Clearly, being a CEO involves more than just being the founder and putting that title on your business card. We believe that the emergence of a generation of CEOs is critical for the continued success of the advisory industry, and we wanted to explore what it means to be a “real” CEO: What do they do, and why do firms need them so much?

We strongly believe that every advisory firm needs a functional leadership model. While not every leadership model involves a CEO, for most growing firms the key to executing their vision lies in identifying and empowering one. Simply stated, leadership means “making difficult decisions with the long-term strategy of the firm in mind.”

It is the difficulty of the decisions that favors the emergence of a single leader and the reason larger firms are gradually converting their governance model from a partnership to a more corporate structure—and that’s a good thing. In our experience, lack of effective leadership is the root cause of stagnation and friction in those large firms seeming to “stall” after reaching a certain size.

When we ask firms how they make decisions, we usually get one of two answers: “We sit down as partners,” or “We are a benevolent dictatorship” (no one ever claims to be a non-benevolent dictatorship). The first statement describes a family-like culture of consensus decision-making, while the second describes a paternalistic founder.
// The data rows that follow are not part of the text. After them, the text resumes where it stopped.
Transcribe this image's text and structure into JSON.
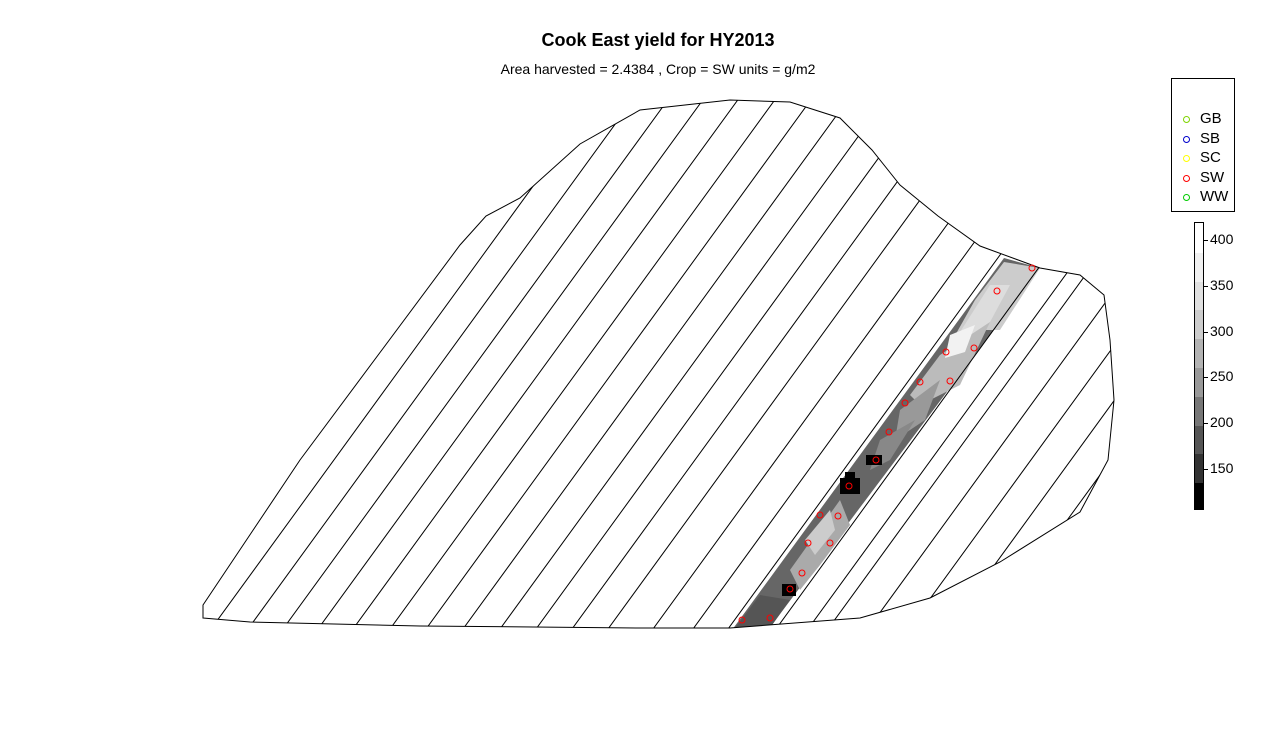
{
  "title": "Cook East yield for HY2013",
  "subtitle": "Area harvested =  2.4384 , Crop =  SW  units = g/m2",
  "legend": {
    "items": [
      {
        "label": "GB",
        "color": "#7fd400"
      },
      {
        "label": "SB",
        "color": "#0000cc"
      },
      {
        "label": "SC",
        "color": "#ffff00"
      },
      {
        "label": "SW",
        "color": "#ff0000"
      },
      {
        "label": "WW",
        "color": "#00cc00"
      }
    ]
  },
  "colorbar": {
    "ticks": [
      "400",
      "350",
      "300",
      "250",
      "200",
      "150"
    ],
    "tick_values": [
      400,
      350,
      300,
      250,
      200,
      150
    ],
    "range": [
      105,
      420
    ],
    "palette": [
      "#000000",
      "#333333",
      "#555555",
      "#777777",
      "#999999",
      "#b3b3b3",
      "#cccccc",
      "#e0e0e0",
      "#f0f0f0",
      "#ffffff"
    ]
  },
  "map": {
    "boundary_color": "#000000",
    "strip_fill_gray": "#666666",
    "sample_color": "#ff0000"
  }
}
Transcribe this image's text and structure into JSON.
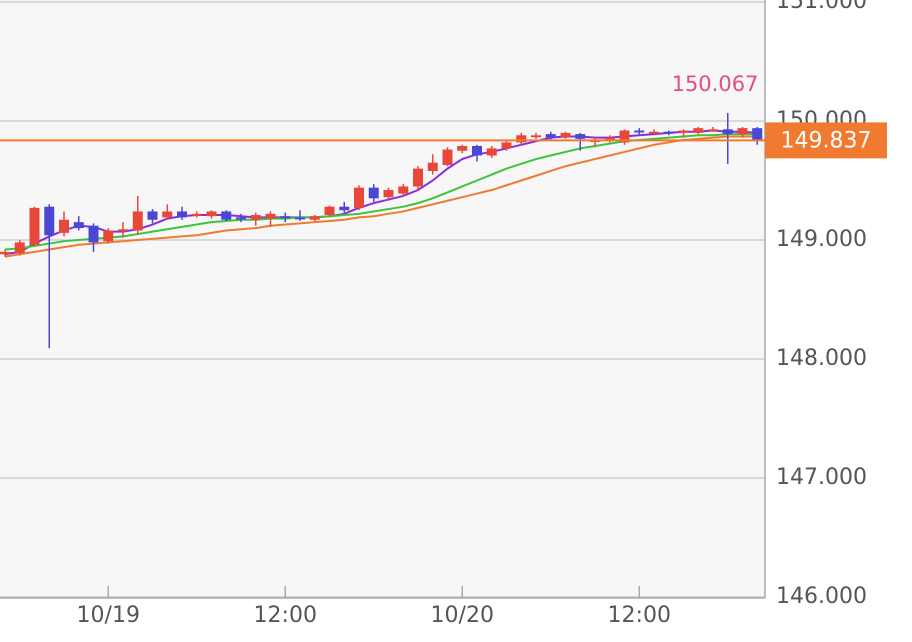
{
  "chart_data": {
    "type": "candlestick",
    "categories": [
      null,
      null,
      null,
      null,
      null,
      null,
      null,
      "10/19",
      null,
      null,
      null,
      null,
      null,
      null,
      null,
      null,
      null,
      null,
      null,
      "12:00",
      null,
      null,
      null,
      null,
      null,
      null,
      null,
      null,
      null,
      null,
      null,
      "10/20",
      null,
      null,
      null,
      null,
      null,
      null,
      null,
      null,
      null,
      null,
      null,
      "12:00",
      null,
      null,
      null,
      null,
      null,
      null,
      null,
      null
    ],
    "open": [
      148.88,
      148.89,
      148.96,
      149.28,
      149.06,
      149.15,
      149.12,
      148.99,
      149.08,
      149.08,
      149.24,
      149.19,
      149.24,
      149.21,
      149.2,
      149.24,
      149.19,
      149.17,
      149.18,
      149.2,
      149.19,
      149.17,
      149.21,
      149.28,
      149.27,
      149.44,
      149.36,
      149.39,
      149.45,
      149.58,
      149.63,
      149.75,
      149.79,
      149.71,
      149.77,
      149.82,
      149.87,
      149.89,
      149.86,
      149.89,
      149.84,
      149.85,
      149.82,
      149.92,
      149.91,
      149.91,
      149.92,
      149.9,
      149.93,
      149.93,
      149.89,
      149.94
    ],
    "high": [
      148.92,
      149.0,
      149.28,
      149.3,
      149.24,
      149.2,
      149.14,
      149.1,
      149.15,
      149.37,
      149.26,
      149.3,
      149.28,
      149.24,
      149.25,
      149.25,
      149.22,
      149.23,
      149.24,
      149.23,
      149.25,
      149.21,
      149.29,
      149.32,
      149.46,
      149.47,
      149.44,
      149.47,
      149.62,
      149.72,
      149.78,
      149.8,
      149.8,
      149.79,
      149.83,
      149.9,
      149.9,
      149.91,
      149.91,
      149.9,
      149.86,
      149.88,
      149.93,
      149.94,
      149.93,
      149.92,
      149.93,
      149.95,
      149.95,
      150.067,
      149.95,
      149.95
    ],
    "low": [
      148.86,
      148.87,
      148.95,
      148.09,
      149.03,
      149.08,
      148.9,
      148.97,
      149.02,
      149.05,
      149.14,
      149.17,
      149.17,
      149.19,
      149.18,
      149.16,
      149.15,
      149.12,
      149.11,
      149.15,
      149.16,
      149.16,
      149.2,
      149.23,
      149.25,
      149.32,
      149.34,
      149.37,
      149.41,
      149.55,
      149.62,
      149.73,
      149.66,
      149.69,
      149.75,
      149.8,
      149.85,
      149.84,
      149.85,
      149.75,
      149.78,
      149.82,
      149.8,
      149.88,
      149.89,
      149.88,
      149.86,
      149.89,
      149.91,
      149.64,
      149.86,
      149.8
    ],
    "close": [
      148.9,
      148.98,
      149.27,
      149.04,
      149.17,
      149.1,
      148.98,
      149.08,
      149.09,
      149.24,
      149.17,
      149.24,
      149.19,
      149.22,
      149.24,
      149.17,
      149.18,
      149.21,
      149.22,
      149.19,
      149.18,
      149.2,
      149.28,
      149.25,
      149.44,
      149.35,
      149.42,
      149.45,
      149.6,
      149.65,
      149.76,
      149.79,
      149.71,
      149.77,
      149.82,
      149.88,
      149.88,
      149.86,
      149.9,
      149.85,
      149.84,
      149.86,
      149.92,
      149.91,
      149.91,
      149.9,
      149.92,
      149.94,
      149.93,
      149.89,
      149.94,
      149.837
    ],
    "up_color": "#e8483a",
    "down_color": "#4a47d4",
    "lines": [
      {
        "color": "#8a2be2",
        "values": [
          148.88,
          148.9,
          148.97,
          149.03,
          149.08,
          149.12,
          149.11,
          149.07,
          149.07,
          149.09,
          149.13,
          149.18,
          149.2,
          149.21,
          149.21,
          149.21,
          149.2,
          149.19,
          149.19,
          149.19,
          149.19,
          149.19,
          149.2,
          149.22,
          149.27,
          149.31,
          149.34,
          149.37,
          149.42,
          149.5,
          149.6,
          149.68,
          149.72,
          149.74,
          149.77,
          149.8,
          149.83,
          149.86,
          149.87,
          149.87,
          149.86,
          149.86,
          149.87,
          149.88,
          149.89,
          149.9,
          149.91,
          149.91,
          149.92,
          149.91,
          149.91,
          149.9
        ]
      },
      {
        "color": "#3cc43c",
        "values": [
          148.92,
          148.93,
          148.95,
          148.97,
          148.99,
          149.0,
          149.01,
          149.02,
          149.03,
          149.05,
          149.07,
          149.09,
          149.11,
          149.13,
          149.15,
          149.16,
          149.17,
          149.17,
          149.18,
          149.18,
          149.19,
          149.19,
          149.2,
          149.21,
          149.22,
          149.24,
          149.26,
          149.28,
          149.31,
          149.35,
          149.4,
          149.45,
          149.5,
          149.55,
          149.6,
          149.64,
          149.68,
          149.71,
          149.74,
          149.77,
          149.79,
          149.81,
          149.83,
          149.84,
          149.85,
          149.86,
          149.87,
          149.88,
          149.88,
          149.89,
          149.89,
          149.89
        ]
      },
      {
        "color": "#f07a30",
        "values": [
          148.86,
          148.88,
          148.9,
          148.92,
          148.94,
          148.96,
          148.97,
          148.98,
          148.99,
          149.0,
          149.01,
          149.02,
          149.03,
          149.04,
          149.06,
          149.08,
          149.09,
          149.1,
          149.12,
          149.13,
          149.14,
          149.15,
          149.16,
          149.17,
          149.19,
          149.2,
          149.22,
          149.24,
          149.27,
          149.3,
          149.33,
          149.36,
          149.39,
          149.42,
          149.46,
          149.5,
          149.54,
          149.58,
          149.62,
          149.65,
          149.68,
          149.71,
          149.74,
          149.77,
          149.8,
          149.82,
          149.84,
          149.85,
          149.86,
          149.87,
          149.87,
          149.87
        ]
      }
    ],
    "current_price": 149.837,
    "current_color": "#f07a30",
    "max_marker": 150.067,
    "max_color": "#e0507a",
    "ylim": [
      146,
      151
    ],
    "yticks": [
      {
        "value": 146,
        "label": "146.000"
      },
      {
        "value": 147,
        "label": "147.000"
      },
      {
        "value": 148,
        "label": "148.000"
      },
      {
        "value": 149,
        "label": "149.000"
      },
      {
        "value": 150,
        "label": "150.000"
      },
      {
        "value": 151,
        "label": "151.000"
      }
    ],
    "grid": true
  }
}
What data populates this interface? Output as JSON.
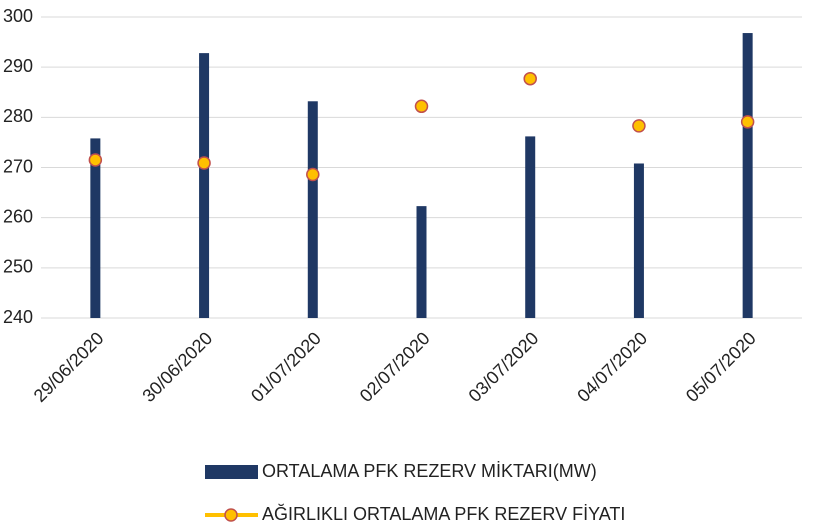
{
  "chart_data": {
    "type": "bar",
    "categories": [
      "29/06/2020",
      "30/06/2020",
      "01/07/2020",
      "02/07/2020",
      "03/07/2020",
      "04/07/2020",
      "05/07/2020"
    ],
    "series": [
      {
        "name": "ORTALAMA PFK REZERV MİKTARI(MW)",
        "type": "bar",
        "color": "#1f3864",
        "values": [
          275.8,
          292.8,
          283.2,
          262.3,
          276.2,
          270.8,
          296.8
        ]
      },
      {
        "name": "AĞIRLIKLI ORTALAMA PFK REZERV FİYATI",
        "type": "line",
        "color": "#ffc000",
        "values": [
          271.5,
          270.9,
          268.6,
          282.2,
          287.7,
          278.3,
          279.1
        ]
      }
    ],
    "ylim": [
      240,
      300
    ],
    "yticks": [
      240,
      250,
      260,
      270,
      280,
      290,
      300
    ],
    "grid": true,
    "legend": "bottom"
  }
}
Very rarely will a firm describe its model of governance as “run by a CEO and a team of executives.”

Clearly, the reality of the advisory industry is one of “distributed” leadership and management. However, if we consider all the companies surrounding the advisory industry—custodians, broker-dealers, investment companies and technology companies—we find that they are without exception run by a CEO. In fact, advisors frequently discuss the strengths (or weaknesses) of the leaders of their business partners.

Does A Firm Need A CEO?
A CEO is the leader of a firm, who has been tasked with executing the strategic plan. To be a “true” CEO, such a leader needs to have the strategic plan to be executed and the authority to make and implement decisions. Both are necessary for the leadership model to function, and in the absence of one, the advantages of the CEO leadership model can quickly turn into dysfunctions.

Leadership by definition is goal oriented—an airplane sitting on the ground does not need a pilot. A firm needs a leader only in the presence of a vision and the determination to pursue that vision (strategic plan). Leaders emerge in the context of the goal to be pursued, and a good leader is defined by that goal, not in absolute terms: Steve Jobs sounds like a horrible choice to lead a third grade camping trip, but he was certainly the right person to take a technology company to success.

Note that the CEO does not have to necessarily define the vision. Sometimes it emerges from the collective ambition of a broad partner group. In fact, ideally, the vision of the firm is developed and shared by all the owners and other stakeholders. The vision should be democratic, but the implementation should be decisive.